もっとも、この違いを突き詰めると、前者は人間は本来悪であるから厳しく律するべきであるという「性悪説」になり、後者は人間は本来善であるから放任しても大丈夫という「性善説」にいきつくのかもしれない。その意味ではかなり本質的な違いを含んでいるとも言えるだろう。

しかしそれよりも私が興味を持つのはカジノ合法化による経済活性化を狙っているという部分である。はたしてカジノを合法化しカジノを建設する事により経済活性化が実現するのだろうか。事はそれほど単純ではないのではないか。

まず1つはカジノ単独ではお客を呼ぶ事は困難だろうという事である。これはこの日経ビジネスの記事でも言及されているが、現在の繁栄しているカジノはいずれも、カジノ単独ではなくて他のエンタテインメントも含んだエンタテインメント総合施設になっているということである。

ラスベガスのカジノもそうであるし、シンガポールに今年開設されたセントーサ、マリーナベイサンズの2カ所のカジノもそうである。例えばセントーサのカジノはユニバーサルスタジオ、ホテルなどと一緒になった総合施設であるし、マリーナベイサンズのカジノは、コンベンションセンターミュージアム、ホテルを含んだこれも総合的なエンタテインメント施設である。

したがってカジノを建設するという事は、エンタテインメント総合施設を建設する事を意味しているのであるが、そのような総合的な施設を建設する資金やノウハウが今の日本にあるのだろうかという疑問がある。もしくは海外からそのような施設を建設する企業を誘致する事ができるのだろうか。もしそれができないなら、カジノ合法化は単に絵に描いた餅に過ぎない。

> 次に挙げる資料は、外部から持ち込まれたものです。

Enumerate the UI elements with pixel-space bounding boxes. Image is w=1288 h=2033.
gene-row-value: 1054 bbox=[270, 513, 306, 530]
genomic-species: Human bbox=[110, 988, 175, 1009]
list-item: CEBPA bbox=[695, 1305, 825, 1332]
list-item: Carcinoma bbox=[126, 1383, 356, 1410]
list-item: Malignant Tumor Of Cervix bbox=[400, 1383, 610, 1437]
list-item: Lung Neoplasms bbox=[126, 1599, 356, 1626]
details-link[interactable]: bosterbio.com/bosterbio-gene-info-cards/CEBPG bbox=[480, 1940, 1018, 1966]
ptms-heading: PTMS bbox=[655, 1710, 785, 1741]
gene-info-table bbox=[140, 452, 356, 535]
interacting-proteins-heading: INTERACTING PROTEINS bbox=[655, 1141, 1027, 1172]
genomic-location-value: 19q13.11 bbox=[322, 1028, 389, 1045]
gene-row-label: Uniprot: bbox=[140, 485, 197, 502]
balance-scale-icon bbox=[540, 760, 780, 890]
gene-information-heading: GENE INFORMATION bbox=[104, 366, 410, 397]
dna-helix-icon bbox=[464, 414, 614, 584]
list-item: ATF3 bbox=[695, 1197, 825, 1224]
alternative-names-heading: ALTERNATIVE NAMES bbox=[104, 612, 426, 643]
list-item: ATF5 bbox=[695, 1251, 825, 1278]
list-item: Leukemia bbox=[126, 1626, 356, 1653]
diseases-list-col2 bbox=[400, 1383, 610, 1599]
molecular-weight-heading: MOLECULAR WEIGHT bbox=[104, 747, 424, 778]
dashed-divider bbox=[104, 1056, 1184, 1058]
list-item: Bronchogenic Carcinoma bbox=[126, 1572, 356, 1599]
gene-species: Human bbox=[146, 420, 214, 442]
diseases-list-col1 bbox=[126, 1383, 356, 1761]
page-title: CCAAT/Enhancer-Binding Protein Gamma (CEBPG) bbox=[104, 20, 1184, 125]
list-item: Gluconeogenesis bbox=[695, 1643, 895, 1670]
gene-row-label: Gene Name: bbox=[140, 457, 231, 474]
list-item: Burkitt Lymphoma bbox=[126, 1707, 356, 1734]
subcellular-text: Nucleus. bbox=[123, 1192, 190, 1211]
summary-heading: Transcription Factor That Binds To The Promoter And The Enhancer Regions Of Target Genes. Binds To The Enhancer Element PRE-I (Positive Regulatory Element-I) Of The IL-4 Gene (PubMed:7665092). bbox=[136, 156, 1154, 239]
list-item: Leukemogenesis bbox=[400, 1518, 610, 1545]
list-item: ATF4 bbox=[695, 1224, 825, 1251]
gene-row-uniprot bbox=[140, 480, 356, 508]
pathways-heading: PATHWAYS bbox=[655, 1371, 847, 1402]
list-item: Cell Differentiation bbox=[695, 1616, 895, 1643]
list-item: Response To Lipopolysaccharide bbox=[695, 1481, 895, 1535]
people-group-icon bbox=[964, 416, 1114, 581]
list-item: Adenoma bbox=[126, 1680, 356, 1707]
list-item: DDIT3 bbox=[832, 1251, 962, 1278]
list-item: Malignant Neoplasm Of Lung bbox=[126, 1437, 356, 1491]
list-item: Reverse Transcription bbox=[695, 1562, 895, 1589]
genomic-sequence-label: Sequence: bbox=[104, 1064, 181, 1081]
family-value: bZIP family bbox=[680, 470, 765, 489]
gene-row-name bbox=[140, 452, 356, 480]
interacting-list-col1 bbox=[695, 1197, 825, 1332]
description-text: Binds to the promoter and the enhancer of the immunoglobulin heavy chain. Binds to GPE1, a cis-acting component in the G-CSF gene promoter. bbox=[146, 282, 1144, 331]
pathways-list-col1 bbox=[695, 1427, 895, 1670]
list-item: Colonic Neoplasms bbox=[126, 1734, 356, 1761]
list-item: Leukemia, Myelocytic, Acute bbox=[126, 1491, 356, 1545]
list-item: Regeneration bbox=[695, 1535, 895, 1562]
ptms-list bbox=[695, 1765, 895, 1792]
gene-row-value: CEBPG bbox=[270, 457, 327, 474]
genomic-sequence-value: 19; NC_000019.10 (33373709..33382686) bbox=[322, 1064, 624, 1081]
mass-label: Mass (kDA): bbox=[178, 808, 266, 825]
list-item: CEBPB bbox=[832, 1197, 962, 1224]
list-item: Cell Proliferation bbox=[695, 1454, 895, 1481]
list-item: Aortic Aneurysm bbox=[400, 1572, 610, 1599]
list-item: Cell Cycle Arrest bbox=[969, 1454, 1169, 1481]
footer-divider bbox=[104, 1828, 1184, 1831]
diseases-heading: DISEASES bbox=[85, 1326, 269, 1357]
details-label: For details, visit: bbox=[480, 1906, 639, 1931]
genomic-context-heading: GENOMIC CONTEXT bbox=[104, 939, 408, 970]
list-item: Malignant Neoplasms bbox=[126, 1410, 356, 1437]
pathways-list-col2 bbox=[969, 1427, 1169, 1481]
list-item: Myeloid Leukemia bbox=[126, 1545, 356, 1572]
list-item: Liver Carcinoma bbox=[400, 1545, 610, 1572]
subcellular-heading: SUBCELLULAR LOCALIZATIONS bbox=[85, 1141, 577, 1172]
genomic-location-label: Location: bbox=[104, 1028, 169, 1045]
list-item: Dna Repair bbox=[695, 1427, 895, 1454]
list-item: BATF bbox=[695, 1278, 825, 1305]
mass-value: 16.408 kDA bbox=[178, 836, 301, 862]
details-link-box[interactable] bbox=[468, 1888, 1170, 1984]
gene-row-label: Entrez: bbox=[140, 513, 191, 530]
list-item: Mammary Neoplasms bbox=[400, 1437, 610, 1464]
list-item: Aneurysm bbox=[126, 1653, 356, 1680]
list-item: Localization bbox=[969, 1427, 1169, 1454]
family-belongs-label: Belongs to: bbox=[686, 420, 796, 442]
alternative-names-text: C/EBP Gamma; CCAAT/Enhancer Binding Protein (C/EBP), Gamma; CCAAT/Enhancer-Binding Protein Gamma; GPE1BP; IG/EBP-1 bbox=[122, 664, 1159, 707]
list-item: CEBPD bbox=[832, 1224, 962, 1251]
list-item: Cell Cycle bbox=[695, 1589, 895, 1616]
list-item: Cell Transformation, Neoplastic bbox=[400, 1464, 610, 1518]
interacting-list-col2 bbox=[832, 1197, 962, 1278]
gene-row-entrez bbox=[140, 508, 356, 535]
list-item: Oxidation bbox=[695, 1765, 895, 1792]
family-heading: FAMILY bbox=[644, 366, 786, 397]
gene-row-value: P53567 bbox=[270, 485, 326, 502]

そしてそれ以上に、私の持つ疑問はカジノは日本人のお客を呼べるのかというものである。カジノでの遊びはルーレット、ブラックジャック、スロットマシンが主流であるが、いずれも基本的には極めて単純な遊びである。

日本にはパチンコというギャングルがある。これは表向きは金をかけるギャンブルとは見なされていないが、実際には現金がやり取りされるギャンブルである事は誰でも知っている。パチンコはかっての素朴な遊びから、当たりに至るプロセスをCG,サウンドなどで盛り上げる要素を取り入れた精緻なエンタテインメントとなっている。エンタテインメントには目の肥えた日本人が、いまさらカジノの単純なギャンブルに興味を示さないのではないか。

もちろん現在でもわざわざ海外のカジノに出かけてギャンブルを楽しむ日本人がいることはたしかである。しかしこれはものめずらしさで出かける観光客であったり、本当にギャンブルの好きな人だけの現象なのではないか。

カジノを合法化したとしても、単独のカジノを都市近郊に設立しただけでは閑古鳥がなくだけのように思われる。実際そのようなカジノは米国やヨーロパで見かけた事がある。カジノ合法化を推進している人たちは、そのあたりのことをどの程度わかっているのだろうか。